Com isso, o atendimento presencial caiu, a eficiência subiu e o custo por megabit despencou. Resultado: planos de 500 Mbps, 1 GB e até 2 GB estão cada vez mais acessíveis.

O Wi-Fi 7 já existe, mas sua casa não está pronta para isso

A TP-Link já trabalha em padrões futuros que prometem eficiência espectral ainda maior. No entanto, a empresa alerta: de nada adianta o próximo padrão se o básico não for resolvido agora. Por isso, a marca preparou um guia prático de cincos passos para adequar sua casa, independentemente de você querer Wi-Fi 6, 7 ou 8:

1. Troque o roteador: ele é o coração da internet

Sem um roteador compatível com Wi-Fi 7 (ou no mínimo Wi‑Fi 6), você não aproveita velocidades contratadas de 1 Giga ou mais.

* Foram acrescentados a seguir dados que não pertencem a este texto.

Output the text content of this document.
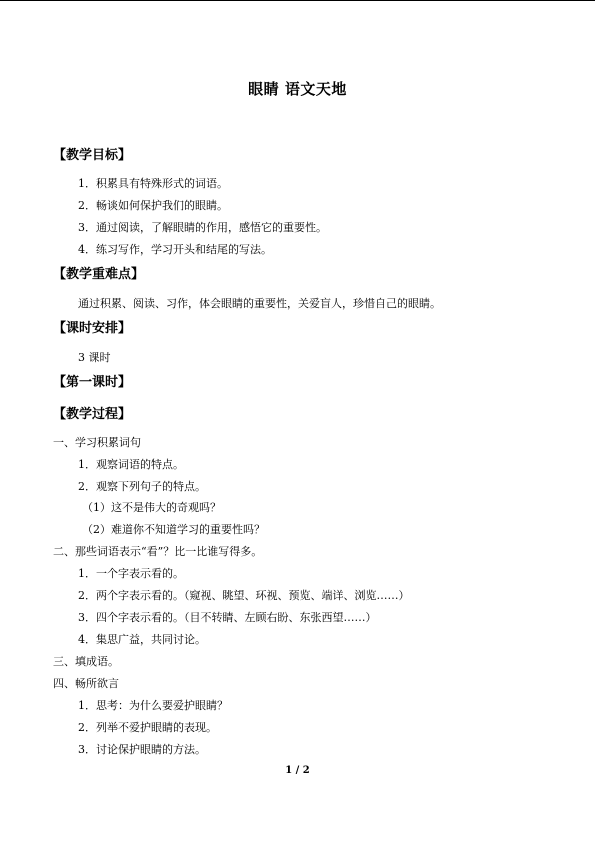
眼睛 语文天地
【教学目标】
1．积累具有特殊形式的词语。
2．畅谈如何保护我们的眼睛。
3．通过阅读，了解眼睛的作用，感悟它的重要性。
4．练习写作，学习开头和结尾的写法。
【教学重难点】
通过积累、阅读、习作，体会眼睛的重要性，关爱盲人，珍惜自己的眼睛。
【课时安排】
3 课时
【第一课时】
【教学过程】
一、学习积累词句
1．观察词语的特点。
2．观察下列句子的特点。
（1）这不是伟大的奇观吗？
（2）难道你不知道学习的重要性吗？
二、那些词语表示“看”？比一比谁写得多。
1．一个字表示看的。
2．两个字表示看的。（窥视、眺望、环视、预览、端详、浏览……）
3．四个字表示看的。（目不转睛、左顾右盼、东张西望……）
4．集思广益，共同讨论。
三、填成语。
四、畅所欲言
1．思考：为什么要爱护眼睛？
2．列举不爱护眼睛的表现。
3．讨论保护眼睛的方法。
1 / 2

2. Amplie a cobertura com rede Mesh

Um único roteador não resolve casas grandes, com paredes grossas ou vários andares. A solução é o sistema Mesh, que distribuem o sinal com estabilidade criando uma única rede Wi-Fi em toda a casa.

3. Posicione o roteador corretamente

O roteador distribui o sinal igualmente em todas as direções. Por isso que ao colocá-lo atrás de móveis ou dentro de gavetas, pode gerar um bloqueio no Wi-Fi, fazendo o sinal chegar mais fraco nos dispositivos. O ideal é posicionar o aparelho em um local central, alto e longe de obstáculos como vidros e espelhos, que refletem o sinal.

4. Organize o excesso de dispositivos conectados

Uma casa moderna tem mais dispositivos que pessoas e o crescimento das casas inteligentes aumentam ainda mais o número de produtos. Aposte em roteadores com tecnologias MU-MIMO e OFDMA, que ajudam a diminuir a “fila de espera” de dispositivos aumentando consideravelmente e velocidade da conexão.

5. Atenção aos cabos e portas

Muita gente esquece dos cabos quando troca de roteador. Apesar de parecerem iguais, trocar para um cabo CAT-6 quando se trata de velocidade multi-gigabit faz toda diferença.

E o Wi‑Fi 8?

A TP-Link confirma que já trabalha em soluções para o próximo padrão, com foco em eficiência energética, inteligência artificial aplicada à rede e maior estabilidade em ambientes densos. Mas a mensagem da empresa é clara. “Primeiro, prepare sua casa para o que já existe. Depois, o futuro será só uma atualização natural”, salienta Marquezini.